Economics Rather than Politics Reason So Many Young Russians Want to Move Abroad, Volkov Says

Cash, Calculator, Pen

(Paul Goble – Window on Eurasia – Staunton, Nov. 29, 2019)

Because until relatively recently Russians could not move abroad freely, the issue of emigration remains very “politicized,” Denis Volkov says, with supporters of the regime calling those who want to leave or do traitors and opponents saying that emigration can be blamed on “the bloody Putin regime.”

But while there certainly are some Russians who move abroad for political reasons – something partially confirmed by polls showing that opponents of the regime are more inclined to do so than supporters (, most do so for social and economic reasons, the commentator says (

These reasons include “the unstable economic situation in Russia and widespread notions that abroad one can provide for oneself and one’s children a life of comfort and well-being.” And to achieve that, many Russians are prepared to accept for a time low-paid work in Western countries.

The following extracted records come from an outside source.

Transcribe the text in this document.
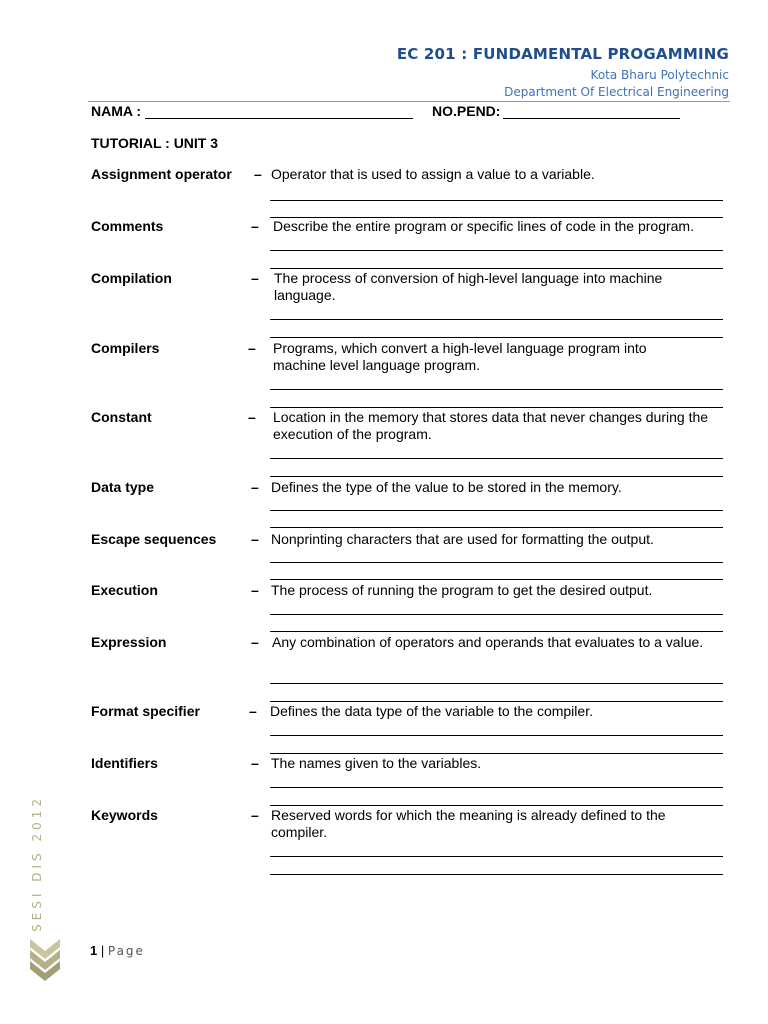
EC 201 : FUNDAMENTAL PROGAMMING
Kota Bharu Polytechnic
Department Of Electrical Engineering
NAMA :	NO.PEND:
TUTORIAL : UNIT 3
Assignment operator – Operator that is used to assign a value to a variable.
Comments	– Describe the entire program or specific lines of code in the program.
Compilation	– The process of conversion of high-level language into machine language.
Compilers	– Programs, which convert a high-level language program into machine level language program.
Constant	– Location in the memory that stores data that never changes during the execution of the program.
Data type	– Defines the type of the value to be stored in the memory.
Escape sequences – Nonprinting characters that are used for formatting the output.
Execution	– The process of running the program to get the desired output.
Expression	– Any combination of operators and operands that evaluates to a value.
Format specifier	– Defines the data type of the variable to the compiler.
Identifiers	– The names given to the variables.
Keywords	– Reserved words for which the meaning is already defined to the compiler.
SESI DIS 2012
1 | Page
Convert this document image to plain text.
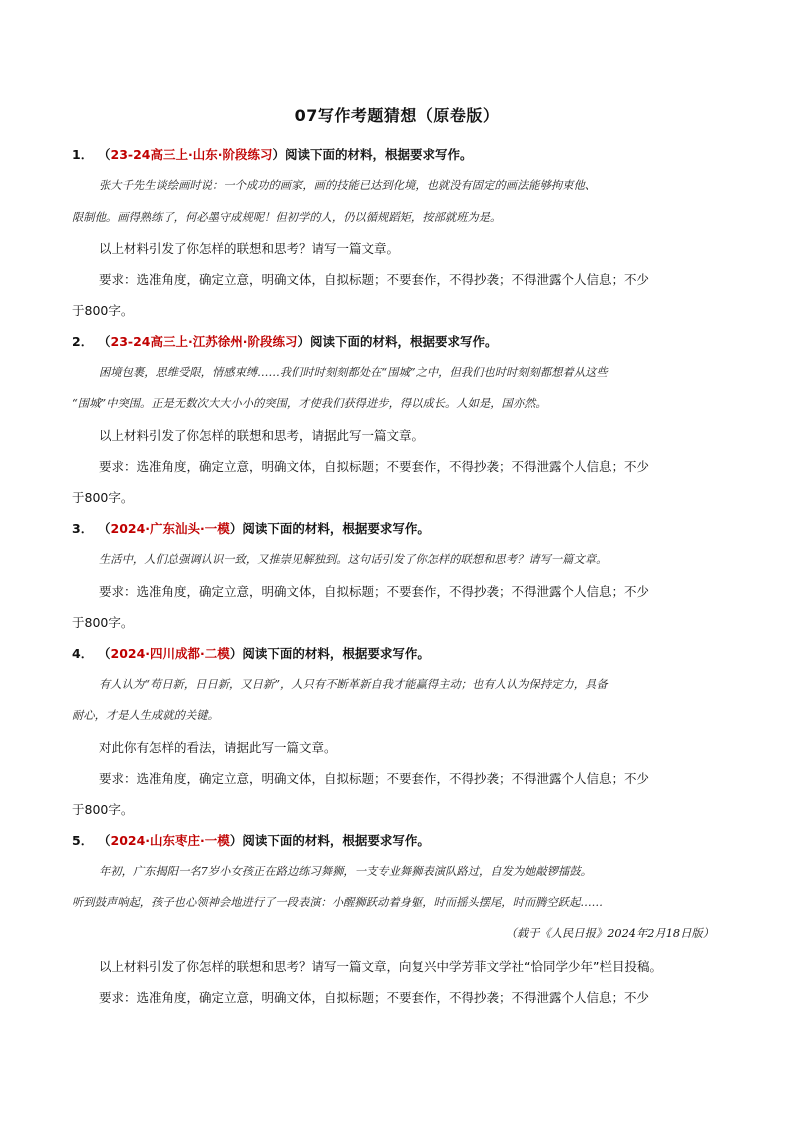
07写作考题猜想（原卷版）
1． （23-24高三上·山东·阶段练习）阅读下面的材料，根据要求写作。
张大千先生谈绘画时说：一个成功的画家，画的技能已达到化境，也就没有固定的画法能够拘束他、
限制他。画得熟练了，何必墨守成规呢！但初学的人，仍以循规蹈矩，按部就班为是。
以上材料引发了你怎样的联想和思考？请写一篇文章。
要求：选准角度，确定立意，明确文体，自拟标题；不要套作，不得抄袭；不得泄露个人信息；不少
于800字。
2． （23-24高三上·江苏徐州·阶段练习）阅读下面的材料，根据要求写作。
困境包裹，思维受限，情感束缚……我们时时刻刻都处在“围城”之中，但我们也时时刻刻都想着从这些
“围城”中突围。正是无数次大大小小的突围，才使我们获得进步，得以成长。人如是，国亦然。
以上材料引发了你怎样的联想和思考，请据此写一篇文章。
要求：选准角度，确定立意，明确文体，自拟标题；不要套作，不得抄袭；不得泄露个人信息；不少
于800字。
3． （2024·广东汕头·一模）阅读下面的材料，根据要求写作。
生活中，人们总强调认识一致，又推崇见解独到。这句话引发了你怎样的联想和思考？请写一篇文章。
要求：选准角度，确定立意，明确文体，自拟标题；不要套作，不得抄袭；不得泄露个人信息；不少
于800字。
4． （2024·四川成都·二模）阅读下面的材料，根据要求写作。
有人认为“苟日新，日日新，又日新”，人只有不断革新自我才能赢得主动；也有人认为保持定力，具备
耐心，才是人生成就的关键。
对此你有怎样的看法，请据此写一篇文章。
要求：选准角度，确定立意，明确文体，自拟标题；不要套作，不得抄袭；不得泄露个人信息；不少
于800字。
5． （2024·山东枣庄·一模）阅读下面的材料，根据要求写作。
年初，广东揭阳一名7岁小女孩正在路边练习舞狮，一支专业舞狮表演队路过，自发为她敲锣擂鼓。
听到鼓声响起，孩子也心领神会地进行了一段表演：小醒狮跃动着身躯，时而摇头摆尾，时而腾空跃起……
（载于《人民日报》2024年2月18日版）
以上材料引发了你怎样的联想和思考？请写一篇文章，向复兴中学芳菲文学社“恰同学少年”栏目投稿。
要求：选准角度，确定立意，明确文体，自拟标题；不要套作，不得抄袭；不得泄露个人信息；不少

The number of Russians thinking about emigrating tracks with international tensions. When they are high, fewer do; when the tensions ease, more. At present, Volkov says, attitudes about emigration are returning to where they were before the Crimean Anschluss.

Younger Russians who did not experience Soviet life, who live in major cities, and who know English – nearly a third of them do – are more likely to consider living abroad than other Russians. For them, “Western culture – music, films, books, fashionable clothing – has long become an inalienable part of their lives and a constituent element of their identity.”

For such young Russians, moving abroad is less of a break than it is for their elders. But despite that, Volkov continues, “polls show that the share of citizens who undertake real steps for moving abroad, has remained practically unchanged for a quarter of a century and hardly exceeds one percent of the adult population of the country.”

That means, he says, that when one talks about attitudes favoring emigration, this term should be put “in quotation marks.” Even more, Russians should change the way in which they discuss this issue and broaden it in significant ways. In most leading countries, people no longer speak about “brain drains” but rather about “a global competition for talent.”

“In this competition, what is important is not so much the ability to hold home-grown cadres as to attract to oneself the best specialists from the entire world,” Volkov argues. Approaching the issue in this way raises an entirely different set of questions which few Russians are yet asking.

Who and from where are people coming to Russia? Can Russia attract more qualified specialists from other countries? How easy will it be for them to adapt to Russian conditions? And “are local citizens ready to accept them as they are?” These are not trivial issues in and of themselves.

But what is more, Volkov concludes, is that “the demographic situation in Russia is such that with the passing of time we will depend ever more on Russia’s ability to attract people from other countries.” That is not something Russians have been discussing but it is an issue they must turn their attention to.